Attenti all’acqua del rubinetto. L’ha usata un uomo in Florida per fare abluzioni e sciacquare i seni paranasali ed è morto a causa della ameba mangia-cervello, la Naegleria fowleri.
E attenti anche a fare il bagno in piscine poco curate e con poco cloro. L’acqua sale nel naso nuotando o tuffandosi e i rischi sono alti.
La notizia è stata resa nota dal Dipartimento della Salute della Florida che ha invitato il pubblico a non utilizzare mai l’acqua del rubinetto, seppur filtrata, per effettuare risciacqui nasali ed optare, invece, per acqua sterile certificata e preconfezionata o soluzione fisiologica.
L’infezione da Naegleria, infatti, si contrae solo attraverso il setto nasale. Nulla da temere, invece, se si beve l’acqua del rubinetto.
L’infezione che può essere causata dalla c.d. ameba mangia-cervello è chiamata meningoencefalite amebica primaria (PAM). È rara ma quasi sempre fatale.
L’uomo, di cui non è stata resa nota l’identità, è deceduto il 20 febbraio scorso dopo aver utilizzato acqua del rubinetto non bollita e contratto l’infezione.
È il primo caso di morte causata dall’ameba mangia-cervello di quest’anno.

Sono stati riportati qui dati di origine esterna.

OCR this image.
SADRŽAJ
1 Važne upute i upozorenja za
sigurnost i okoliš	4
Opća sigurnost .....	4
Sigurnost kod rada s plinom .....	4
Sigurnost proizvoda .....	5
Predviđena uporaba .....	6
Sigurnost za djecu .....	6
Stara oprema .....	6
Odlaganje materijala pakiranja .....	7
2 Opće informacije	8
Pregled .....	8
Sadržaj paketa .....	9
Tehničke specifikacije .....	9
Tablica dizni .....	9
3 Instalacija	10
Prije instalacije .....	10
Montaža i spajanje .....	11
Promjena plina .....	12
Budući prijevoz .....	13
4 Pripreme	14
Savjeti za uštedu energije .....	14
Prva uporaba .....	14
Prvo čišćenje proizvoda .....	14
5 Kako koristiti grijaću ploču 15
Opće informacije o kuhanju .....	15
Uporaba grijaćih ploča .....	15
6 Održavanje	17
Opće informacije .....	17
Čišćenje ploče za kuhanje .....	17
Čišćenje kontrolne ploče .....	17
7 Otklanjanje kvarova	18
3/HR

Inoltre, è il primo in assoluto negli Stati Uniti, quantomeno tra quelli riportati, avvenuto durante i mesi invernali.
L’ameba mangia-cervelli si trova più comunemente in acque dolci e calde come laghi, fiumi e sorgenti calde ma anche in piscine poco curate o con poco cloro dove si nutre di batteri.
Per evitare di contrarre l’infezione, l’acqua deve essere sterile e che il filtro Brita non è sufficiente se si utilizza acqua non sterilizzata. L’acqua sterile certificata e preconfezionata è reperibile in farmacia o in drogheria.

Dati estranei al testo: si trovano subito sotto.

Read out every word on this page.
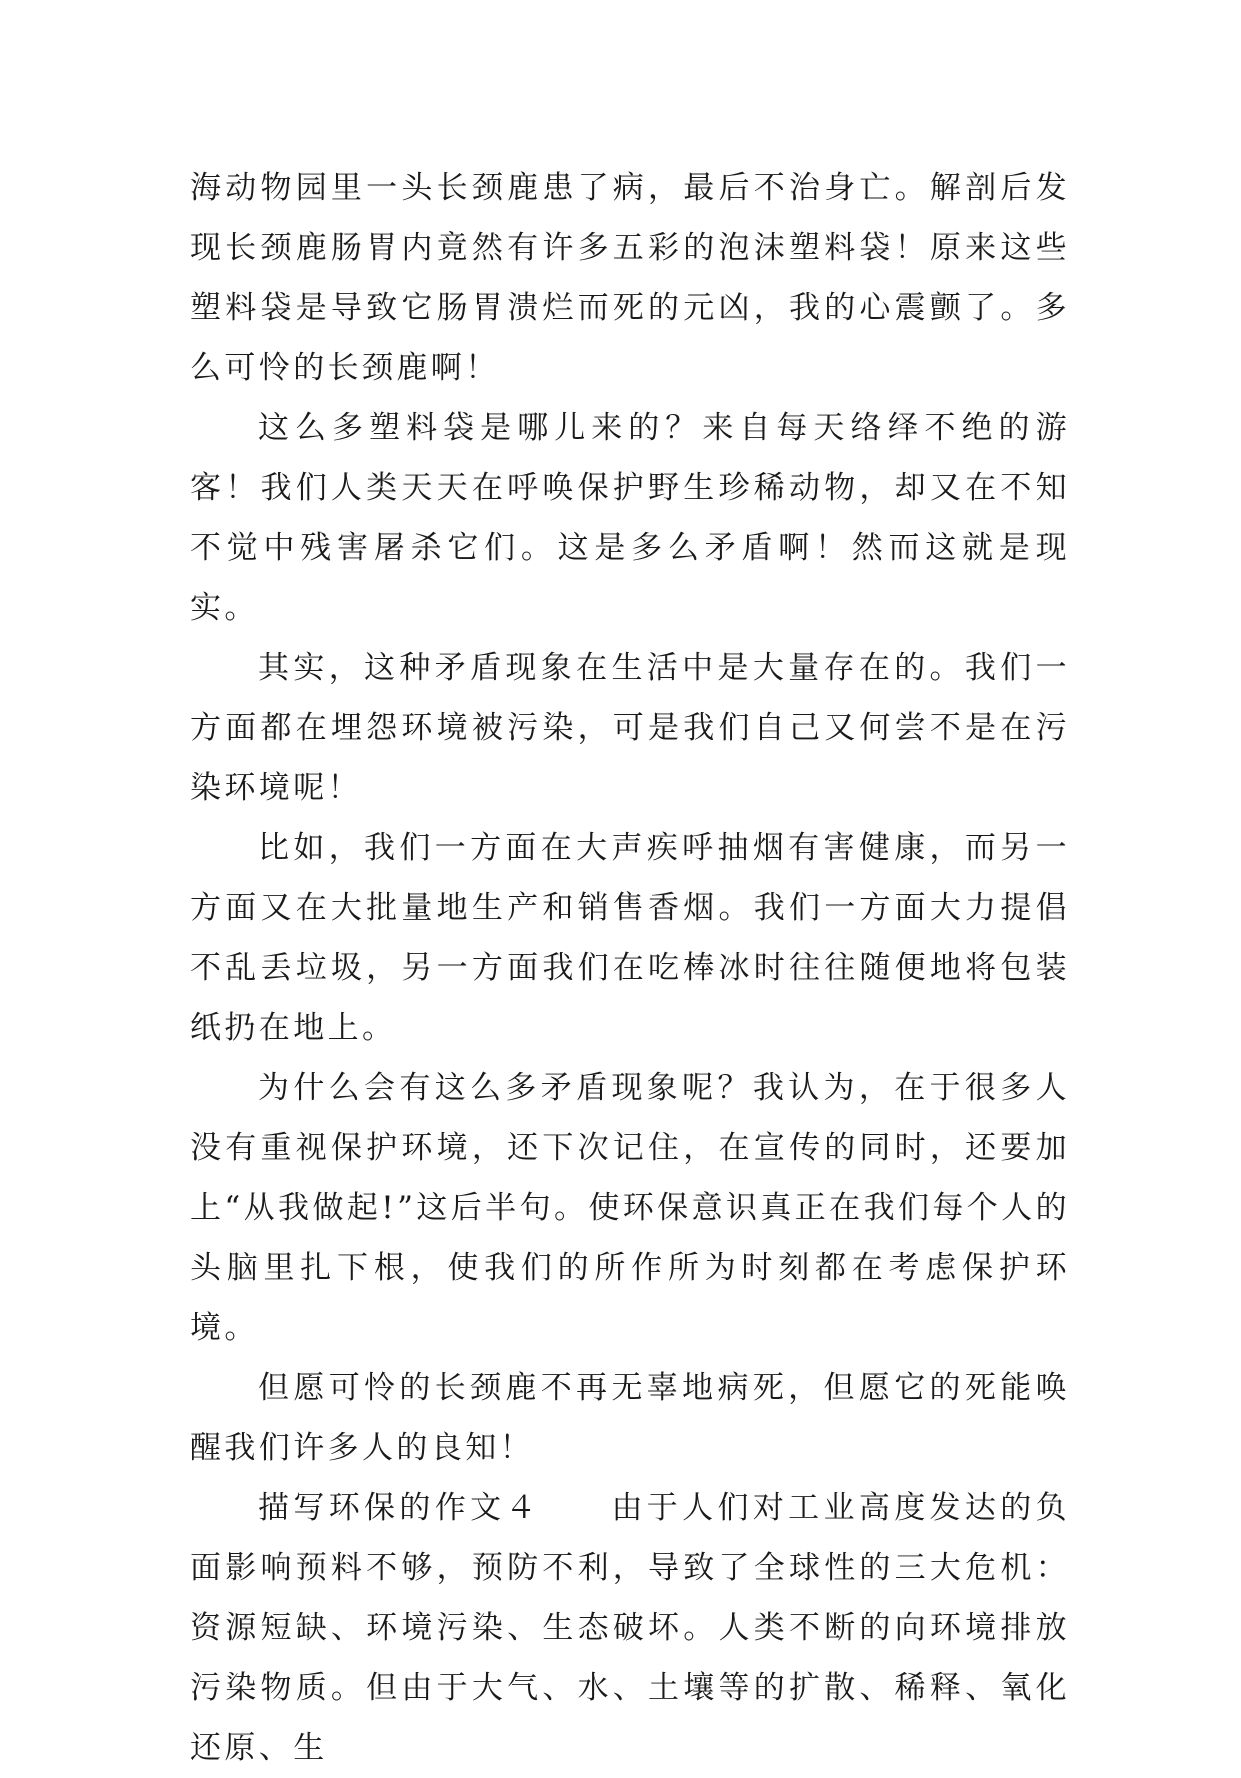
海动物园里一头长颈鹿患了病，最后不治身亡。解剖后发现长颈鹿肠胃内竟然有许多五彩的泡沫塑料袋！原来这些塑料袋是导致它肠胃溃烂而死的元凶，我的心震颤了。多么可怜的长颈鹿啊！

这么多塑料袋是哪儿来的？来自每天络绎不绝的游客！我们人类天天在呼唤保护野生珍稀动物，却又在不知不觉中残害屠杀它们。这是多么矛盾啊！然而这就是现实。

其实，这种矛盾现象在生活中是大量存在的。我们一方面都在埋怨环境被污染，可是我们自己又何尝不是在污染环境呢！

比如，我们一方面在大声疾呼抽烟有害健康，而另一方面又在大批量地生产和销售香烟。我们一方面大力提倡不乱丢垃圾，另一方面我们在吃棒冰时往往随便地将包装纸扔在地上。

为什么会有这么多矛盾现象呢？我认为，在于很多人没有重视保护环境，还下次记住，在宣传的同时，还要加上“从我做起!”这后半句。使环保意识真正在我们每个人的头脑里扎下根，使我们的所作所为时刻都在考虑保护环境。

但愿可怜的长颈鹿不再无辜地病死，但愿它的死能唤醒我们许多人的良知！

描写环保的作文４　　由于人们对工业高度发达的负面影响预料不够，预防不利，导致了全球性的三大危机：资源短缺、环境污染、生态破坏。人类不断的向环境排放污染物质。但由于大气、水、土壤等的扩散、稀释、氧化还原、生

Sintomi dell’infezione da ameba mangia-cervello
I sintomi iniziano generalmente a manifestarsi da 1 a 9 giorni dopo l’abluzione nasale. Tra questi si registrano:
- forti mal di testa, febbre, nausea e vomito nel primo stadio;
- torcicollo, convulsioni, alterazione dello stato mentale, allucinazioni e coma nel secondo stadio.
Molte persone muoiono entro 18 giorni dopo aver contratto l’infezione. Secondo un rapporto del CDC tra il 1962 e il 2020, solo quattro persone su 151 negli Stati Uniti che hanno contratto l’infezione sono riuscite a sopravvivere.